Anda di halaman 1dari 10

MAKALAH KELOMPOK 3

ISLAM DAN ILMU PENGETAHUAN


(Ontologi Ilmu, Epistemologi, dan Aksiologi)
Makalah ini Disusun untuk Memenuhi Tugas Mata Kuliah Islam dan Ilmu Pengetahuan

Dosen Pengampu: Dr. Shobahussurur, M. Ag

Disusun Oleh:
Muhammad Syauqi ( 11221120000056)
Nadia Sa’diah Rachim ( 11221120000057)
Athari Ahmad Arrijalu ( 11221120000079)
Febi Indah Sandraeni ( 11221120000098)

JURUSAN ILMU POLITIK

FAKULTAS ILMU SOSIAL DAN ILMU POLITIK


UIN SYARIF HIDAYATULLAH JAKARTA 2023
KATA PENGANTAR
Puji syukur kehadirat Allah SWT yang telah memberikan rahmat dan hidayah-Nya
sehingga kami dapat menyusun makalah ini dengan lancar dan dapat diselesaikan dengan tepat
waktu sesuai dengan yang sudah ditentukan. Makalah ini berjudul “Ontologi Ilmu,
Epistemologi, dan Aksiologi”.

Penyusunan makalah ini bertujuan untuk memenuhi tugas Mata kuliah Islam dan Ilmu
Pengetahuan dari dosen pengampu mata kuliah. Selain itu, makalah ini juga bertujuan untuk
memberikan pengetahuan tambahan bagi kami sebagai penulis dan bagi para pembaca, karena
materi dari makalah ini berisi tentang pembelajaran islam dan Ilmu Pengetahuan.

Kami mengucapkan terima kasih kepada Bapak Dr. Shobahussurur, M.Ag., selaku dosen
mata kuliah Islam dan Ilmu Pengetahuan yang telah memeberikan tugas dan kami juga
mengucapkan terima kasih kepada semua pihak yang telah membagi sebagian pengetahuannya
sehingga kami dapat menyelesaikan makalah ini.

Kami menyadari, makalah yang kami tulis ini masih jauh dari kata sempurna.
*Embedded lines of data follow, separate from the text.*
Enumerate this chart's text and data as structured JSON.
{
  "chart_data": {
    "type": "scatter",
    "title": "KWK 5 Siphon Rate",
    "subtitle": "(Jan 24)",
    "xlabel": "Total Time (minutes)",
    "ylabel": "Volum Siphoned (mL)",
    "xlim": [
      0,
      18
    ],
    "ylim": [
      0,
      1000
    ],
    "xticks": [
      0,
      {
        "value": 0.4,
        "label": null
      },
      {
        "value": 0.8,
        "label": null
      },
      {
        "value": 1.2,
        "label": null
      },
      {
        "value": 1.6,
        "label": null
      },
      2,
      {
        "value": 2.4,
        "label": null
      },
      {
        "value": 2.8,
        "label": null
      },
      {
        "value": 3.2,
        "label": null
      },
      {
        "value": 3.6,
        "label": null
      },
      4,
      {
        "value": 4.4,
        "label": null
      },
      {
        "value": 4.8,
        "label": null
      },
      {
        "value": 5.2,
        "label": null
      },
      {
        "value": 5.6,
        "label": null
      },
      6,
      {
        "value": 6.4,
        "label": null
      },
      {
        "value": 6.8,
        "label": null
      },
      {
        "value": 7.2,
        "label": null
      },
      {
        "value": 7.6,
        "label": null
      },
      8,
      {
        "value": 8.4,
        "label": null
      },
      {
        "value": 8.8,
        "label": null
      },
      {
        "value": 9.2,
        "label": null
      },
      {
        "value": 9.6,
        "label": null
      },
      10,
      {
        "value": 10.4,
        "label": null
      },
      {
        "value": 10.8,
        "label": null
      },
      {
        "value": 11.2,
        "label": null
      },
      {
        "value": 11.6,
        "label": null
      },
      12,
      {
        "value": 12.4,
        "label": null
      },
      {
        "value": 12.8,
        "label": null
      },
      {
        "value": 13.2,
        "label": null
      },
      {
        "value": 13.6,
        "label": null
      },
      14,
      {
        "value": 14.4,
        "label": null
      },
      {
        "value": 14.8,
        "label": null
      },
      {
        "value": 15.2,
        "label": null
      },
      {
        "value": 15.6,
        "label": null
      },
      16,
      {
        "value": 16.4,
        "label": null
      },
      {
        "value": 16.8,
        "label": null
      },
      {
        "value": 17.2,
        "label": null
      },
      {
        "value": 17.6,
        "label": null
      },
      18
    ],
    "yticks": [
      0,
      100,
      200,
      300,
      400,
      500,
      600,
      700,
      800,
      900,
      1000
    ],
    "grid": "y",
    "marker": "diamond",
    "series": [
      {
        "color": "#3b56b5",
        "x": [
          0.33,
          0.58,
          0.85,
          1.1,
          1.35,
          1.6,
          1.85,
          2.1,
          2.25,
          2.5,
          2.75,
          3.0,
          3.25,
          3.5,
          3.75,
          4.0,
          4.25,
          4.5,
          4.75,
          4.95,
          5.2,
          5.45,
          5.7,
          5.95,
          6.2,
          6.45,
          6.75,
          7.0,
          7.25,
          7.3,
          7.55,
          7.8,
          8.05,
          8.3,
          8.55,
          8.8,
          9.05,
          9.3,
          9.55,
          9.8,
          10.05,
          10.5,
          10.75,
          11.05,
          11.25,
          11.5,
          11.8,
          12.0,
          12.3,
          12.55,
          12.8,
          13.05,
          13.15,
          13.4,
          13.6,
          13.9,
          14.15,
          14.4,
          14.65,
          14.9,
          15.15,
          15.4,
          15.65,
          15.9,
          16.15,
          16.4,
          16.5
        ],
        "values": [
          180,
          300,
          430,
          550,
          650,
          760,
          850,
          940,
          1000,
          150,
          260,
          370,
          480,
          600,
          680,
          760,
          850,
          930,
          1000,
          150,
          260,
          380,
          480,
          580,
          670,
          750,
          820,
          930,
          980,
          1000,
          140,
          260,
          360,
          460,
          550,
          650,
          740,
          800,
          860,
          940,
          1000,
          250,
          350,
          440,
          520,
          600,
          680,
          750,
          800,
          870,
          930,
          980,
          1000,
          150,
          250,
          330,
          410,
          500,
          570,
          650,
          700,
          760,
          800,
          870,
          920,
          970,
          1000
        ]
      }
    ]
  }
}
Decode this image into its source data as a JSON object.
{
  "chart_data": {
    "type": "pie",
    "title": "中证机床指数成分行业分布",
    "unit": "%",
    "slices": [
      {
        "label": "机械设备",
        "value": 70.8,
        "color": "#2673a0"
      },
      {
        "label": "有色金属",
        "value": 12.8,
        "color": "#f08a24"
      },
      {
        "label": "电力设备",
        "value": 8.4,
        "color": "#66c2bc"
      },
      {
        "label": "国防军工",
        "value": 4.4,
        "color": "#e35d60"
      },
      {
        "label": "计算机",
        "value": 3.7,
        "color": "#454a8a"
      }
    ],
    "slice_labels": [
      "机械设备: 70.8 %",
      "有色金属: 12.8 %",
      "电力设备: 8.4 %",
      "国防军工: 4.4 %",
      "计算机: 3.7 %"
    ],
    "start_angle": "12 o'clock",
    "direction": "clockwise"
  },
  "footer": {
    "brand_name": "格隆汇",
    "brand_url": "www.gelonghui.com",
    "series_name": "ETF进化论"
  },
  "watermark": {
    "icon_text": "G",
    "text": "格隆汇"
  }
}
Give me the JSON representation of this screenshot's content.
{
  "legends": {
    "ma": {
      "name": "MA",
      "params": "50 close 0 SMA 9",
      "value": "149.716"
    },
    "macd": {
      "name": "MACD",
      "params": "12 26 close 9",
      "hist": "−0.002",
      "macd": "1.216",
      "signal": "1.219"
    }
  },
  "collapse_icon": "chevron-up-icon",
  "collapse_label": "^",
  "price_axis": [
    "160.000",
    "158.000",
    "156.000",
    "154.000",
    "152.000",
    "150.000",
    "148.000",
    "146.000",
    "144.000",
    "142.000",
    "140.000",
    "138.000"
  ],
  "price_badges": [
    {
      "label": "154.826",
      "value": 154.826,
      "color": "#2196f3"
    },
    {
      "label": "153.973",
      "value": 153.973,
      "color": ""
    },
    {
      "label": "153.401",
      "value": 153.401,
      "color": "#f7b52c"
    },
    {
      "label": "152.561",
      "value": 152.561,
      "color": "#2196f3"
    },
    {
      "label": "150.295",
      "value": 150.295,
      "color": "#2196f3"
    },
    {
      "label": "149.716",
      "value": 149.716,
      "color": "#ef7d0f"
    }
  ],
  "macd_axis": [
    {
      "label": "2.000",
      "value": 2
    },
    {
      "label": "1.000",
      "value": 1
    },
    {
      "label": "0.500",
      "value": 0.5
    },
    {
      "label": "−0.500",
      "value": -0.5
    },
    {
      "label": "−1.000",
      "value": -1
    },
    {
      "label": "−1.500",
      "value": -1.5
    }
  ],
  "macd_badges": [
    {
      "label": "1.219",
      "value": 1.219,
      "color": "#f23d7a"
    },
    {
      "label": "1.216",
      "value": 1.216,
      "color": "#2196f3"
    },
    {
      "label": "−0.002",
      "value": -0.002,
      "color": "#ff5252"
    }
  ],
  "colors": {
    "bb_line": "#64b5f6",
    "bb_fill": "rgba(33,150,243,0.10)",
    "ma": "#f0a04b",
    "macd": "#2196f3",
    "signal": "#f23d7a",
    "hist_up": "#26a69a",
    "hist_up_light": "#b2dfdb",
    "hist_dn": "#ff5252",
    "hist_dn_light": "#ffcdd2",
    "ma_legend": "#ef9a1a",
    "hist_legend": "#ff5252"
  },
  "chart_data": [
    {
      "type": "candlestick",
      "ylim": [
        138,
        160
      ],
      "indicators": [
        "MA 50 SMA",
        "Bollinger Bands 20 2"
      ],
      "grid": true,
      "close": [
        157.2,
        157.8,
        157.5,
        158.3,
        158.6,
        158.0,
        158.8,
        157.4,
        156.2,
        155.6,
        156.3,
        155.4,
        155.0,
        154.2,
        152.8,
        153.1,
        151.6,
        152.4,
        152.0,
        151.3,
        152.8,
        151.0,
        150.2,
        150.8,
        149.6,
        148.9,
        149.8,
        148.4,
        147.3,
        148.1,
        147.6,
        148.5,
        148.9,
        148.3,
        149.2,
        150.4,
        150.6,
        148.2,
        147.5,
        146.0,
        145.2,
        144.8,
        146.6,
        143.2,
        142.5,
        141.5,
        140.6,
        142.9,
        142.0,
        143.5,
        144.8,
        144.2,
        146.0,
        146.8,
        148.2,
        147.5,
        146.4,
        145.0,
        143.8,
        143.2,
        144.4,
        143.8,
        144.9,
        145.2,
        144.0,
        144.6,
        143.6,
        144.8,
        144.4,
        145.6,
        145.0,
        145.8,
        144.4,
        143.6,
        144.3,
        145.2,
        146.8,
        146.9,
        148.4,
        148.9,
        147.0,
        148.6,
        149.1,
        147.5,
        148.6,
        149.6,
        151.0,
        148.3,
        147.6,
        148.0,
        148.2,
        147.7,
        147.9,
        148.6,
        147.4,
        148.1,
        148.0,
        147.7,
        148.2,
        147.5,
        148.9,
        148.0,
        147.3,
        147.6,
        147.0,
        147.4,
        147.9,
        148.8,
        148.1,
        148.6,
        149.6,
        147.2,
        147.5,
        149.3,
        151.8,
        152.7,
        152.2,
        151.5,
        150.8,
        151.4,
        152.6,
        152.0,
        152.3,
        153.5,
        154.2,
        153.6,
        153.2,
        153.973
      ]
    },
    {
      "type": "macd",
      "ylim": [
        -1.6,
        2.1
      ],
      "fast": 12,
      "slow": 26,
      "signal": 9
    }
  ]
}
Oleh karena
itu, kami membutuhkan kritik dan saran yang bisa membangun kemampuan kami, supaya
kedepannya bisa menulis makalah dengan lebih baik lagi. Semoga makalah ini bermanfaat bagi
para pembaca, dan bagi kami khususnya sebagai penulis.

Jakarta, Maret 2023

Penulis

BAB I
PENDAHULUAN
A. Latar Belakang
Pada setiap kajian disiplin suatu ilmu, biasanya ada aspek-aspek tertentu yang
mendominasi bersifat mayor, disamping ada juga aspek lain yang yang akan menjadi aspek
pendukung yang bersifat minor. Terlebih lagi jika kajian ini membahas dari suatu induk.
Induk yang dimaksud di sini ialah induk pengetahuan itu sendiri atau sering disebut dengan
‘filsafat’, sebelum melahirkan turunannya yang kemudian menjadi berbagai cabang berbagai
disiplin ilmu pengetahuan.

Tiga hal tersebut itu adalah ontologi, epistemologi, dan aksiologi, akan selalu menjadi
prolog suatu pembahasan sehingga dapat membedakan akar suatu pembahasan dengan
pengetahuan yang melingkupi suatu akar pembahasan. Di banyak kesempatan sebagian orang
malah justru tiga pembahasan tersebut (ontology, epistemologi, dan aksiologi) diposisikan
sebagai tiga cabang dari filsafat itu sendiri.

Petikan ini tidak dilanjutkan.